Menjaga Indonesia

Tancap Nikah Bawa Kota Gorontalo Masuk Top 45 Sinovik Nasional

HABARI.ID I Program Tancap Nikah (Tanda Aman Calon Pengantin) lagi-lagi berhasil membawa Kota Gorontalo, jadi jawara di ajang Sinovik (Sistem Informasi Inovasi Layanan Publik) Nasional, yang digelar Kemenpan-RB RI. Jika sebelumnya masuk Top 90, Senin (27/07/2020) Kota Gorontalo masuk Top 45.

Dari data yang diperoleh Habari.Id, Program Tancap Nikah menduduki peringkat pertama dalam ajang Sinovik, kemudian disusul Kota Magelang, selanjutnya Kota Mojokerto dan seterusnya.

Tema dari Program Tancap Nikah Pemerintah Kota Gorontalo dalam ajang Sinovik Nasional ini, adalah menuju generasi unggul yang sejalan dengan program visi misi Pemerintah Pusat.

Kepala Dinas Kesehatan Kota Gorontalo dr. Nur Albar Finasim jelaskan, prestasi yang diraih Kota Gorontalo ini merupakan hasil kerja semua pihak, dan dukungan penuh dari Pemerintah Kota Gorontalo.

Mulai dari Wali Kota Gorontalo Marten A. Taha, Wakil Wali Kota Gorontalo Ryan F. Kono, Sekretaris Daerah Ismail Madjid.
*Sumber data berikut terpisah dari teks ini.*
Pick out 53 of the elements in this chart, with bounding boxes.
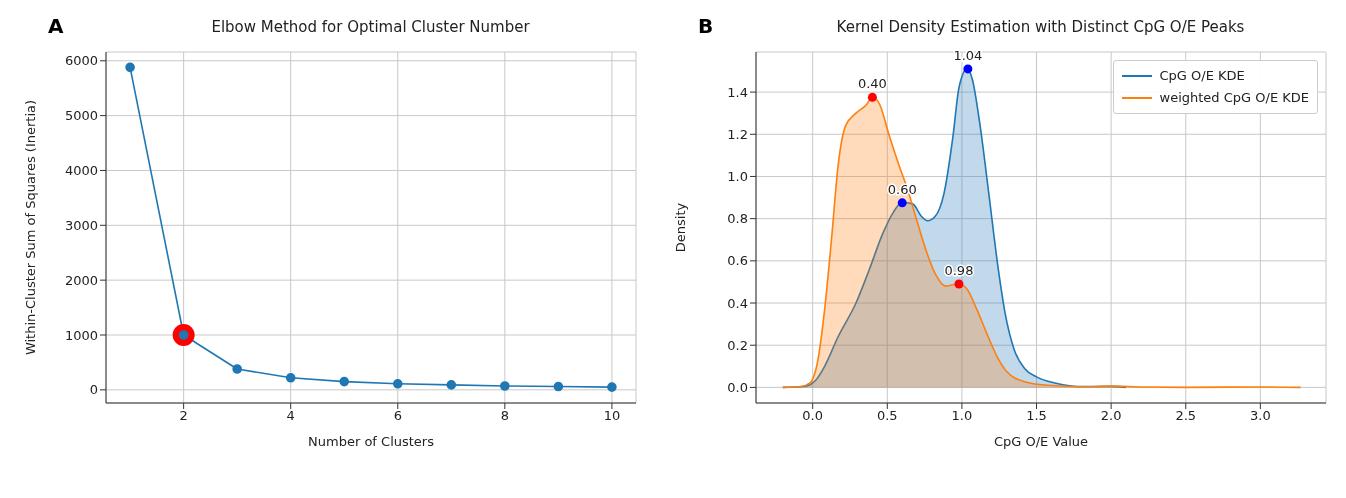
text: B xyxy=(698,14,714,38)
text: A xyxy=(48,14,64,38)
y-tick-label: 0.2 xyxy=(727,337,748,353)
annotation: 0.98 xyxy=(944,263,974,279)
x-tick-label: 1.0 xyxy=(951,408,973,424)
y-tick-label: 0.0 xyxy=(727,380,748,396)
point xyxy=(232,364,242,374)
point xyxy=(125,62,135,73)
y-tick-label: 6000 xyxy=(64,53,98,69)
x-axis-title: Number of Clusters xyxy=(308,434,435,449)
annotation: 0.40 xyxy=(857,76,887,92)
x-tick-label: 3.0 xyxy=(1250,408,1271,424)
point xyxy=(607,382,617,392)
x-tick-label: 0.5 xyxy=(876,408,898,424)
point xyxy=(339,376,350,387)
x-tick-label: 2.0 xyxy=(1100,408,1122,424)
legend-label: CpG O/E KDE xyxy=(1159,67,1245,85)
y-tick-label: 1000 xyxy=(64,327,98,343)
x-tick-label: 1.5 xyxy=(1026,408,1047,424)
point xyxy=(285,372,296,383)
point xyxy=(963,64,973,74)
y-tick-label: 5000 xyxy=(64,108,98,124)
point xyxy=(500,381,510,391)
x-tick-label: 4 xyxy=(286,408,295,424)
y-tick-label: 1.0 xyxy=(727,169,748,185)
x-tick-label: 6 xyxy=(393,408,402,424)
x-tick-label: 2.5 xyxy=(1175,408,1197,424)
y-tick-label: 1.2 xyxy=(727,126,748,142)
point xyxy=(392,379,403,389)
x-tick-label: 2 xyxy=(179,408,188,424)
x-tick-label: 10 xyxy=(603,408,621,424)
y-tick-label: 0.8 xyxy=(727,211,748,227)
point xyxy=(867,92,877,102)
annotation: 1.04 xyxy=(953,47,983,63)
y-tick-label: 3000 xyxy=(64,217,98,233)
point xyxy=(553,381,564,392)
y-tick-label: 2000 xyxy=(64,272,98,288)
chart-title: Kernel Density Estimation with Distinct CpG O/E Peaks xyxy=(835,18,1246,36)
point xyxy=(897,198,907,208)
point xyxy=(446,380,457,390)
legend-label: weighted CpG O/E KDE xyxy=(1159,89,1309,107)
x-axis-title: CpG O/E Value xyxy=(993,434,1089,449)
y-axis-title: Within-Cluster Sum of Squares (Inertia) xyxy=(22,99,38,356)
y-tick-label: 0 xyxy=(89,382,98,398)
y-tick-label: 0.4 xyxy=(727,295,748,311)
y-axis-title: Density xyxy=(672,202,688,253)
x-tick-label: 0.0 xyxy=(802,408,824,424)
y-tick-label: 1.4 xyxy=(727,84,748,100)
y-tick-label: 4000 xyxy=(64,163,98,179)
y-tick-label: 0.6 xyxy=(727,253,748,269)
chart-title: Elbow Method for Optimal Cluster Number xyxy=(210,18,531,36)
x-tick-label: 8 xyxy=(500,408,509,424)
point xyxy=(954,279,964,289)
Dinas Kesehatan Kota Gorontalo, Bagian PKP atau Humas dan Protokol Setda Kota Gorontalo serta OPD terkait.

Aparat kelurahan, kecamatan di Kota Gorontalo, Kantor Urusan Agama, Kemenag Kota Gorontalo, Tokoh Masyarakat.

Tokoh Agama dan utamanya adalah masyarakat yang sebagai penerima program Tancap Nikah tersebut.

“Saya sangat berterima kasih kepada semua pihak yang sudah terlibat di dalam pelaksanaan program ini, prestasi ini bukan sebuah akhir dari pelaksanaan program. Tetapi program ini akan berkesinambungan,” ujar Nur Albar.

Sementara itu Wali Kota Gorontalo Marten A. Taha jelaskan, program yang digagas oleh instansi teknis Dinas Kesehatan Kota Gorontalo, telah memberikan dampak baik terhadap masas depan masyarakat.

“Pelayanan yang diberikan Pmerintah Kota Gorontalo melalui program ini, tidak hanya sebatas untuk mendapatkan sertifikat resmi untuk calon pengantin …”

“Tetapi mereka calon pengantin diberikan pelayanan terbaik, mulai dari segi kesehatan masing-masing calon pengantin, sampai menuju ke pelaminan …”

“Namanya saja tanda aman calon pengantin, artinya Pemerintah Daerah hadir untuk memberikan jaminan terhada calon pengantin sampai mereka selesai menikah,” pungkas Marten.(bink/habari.id).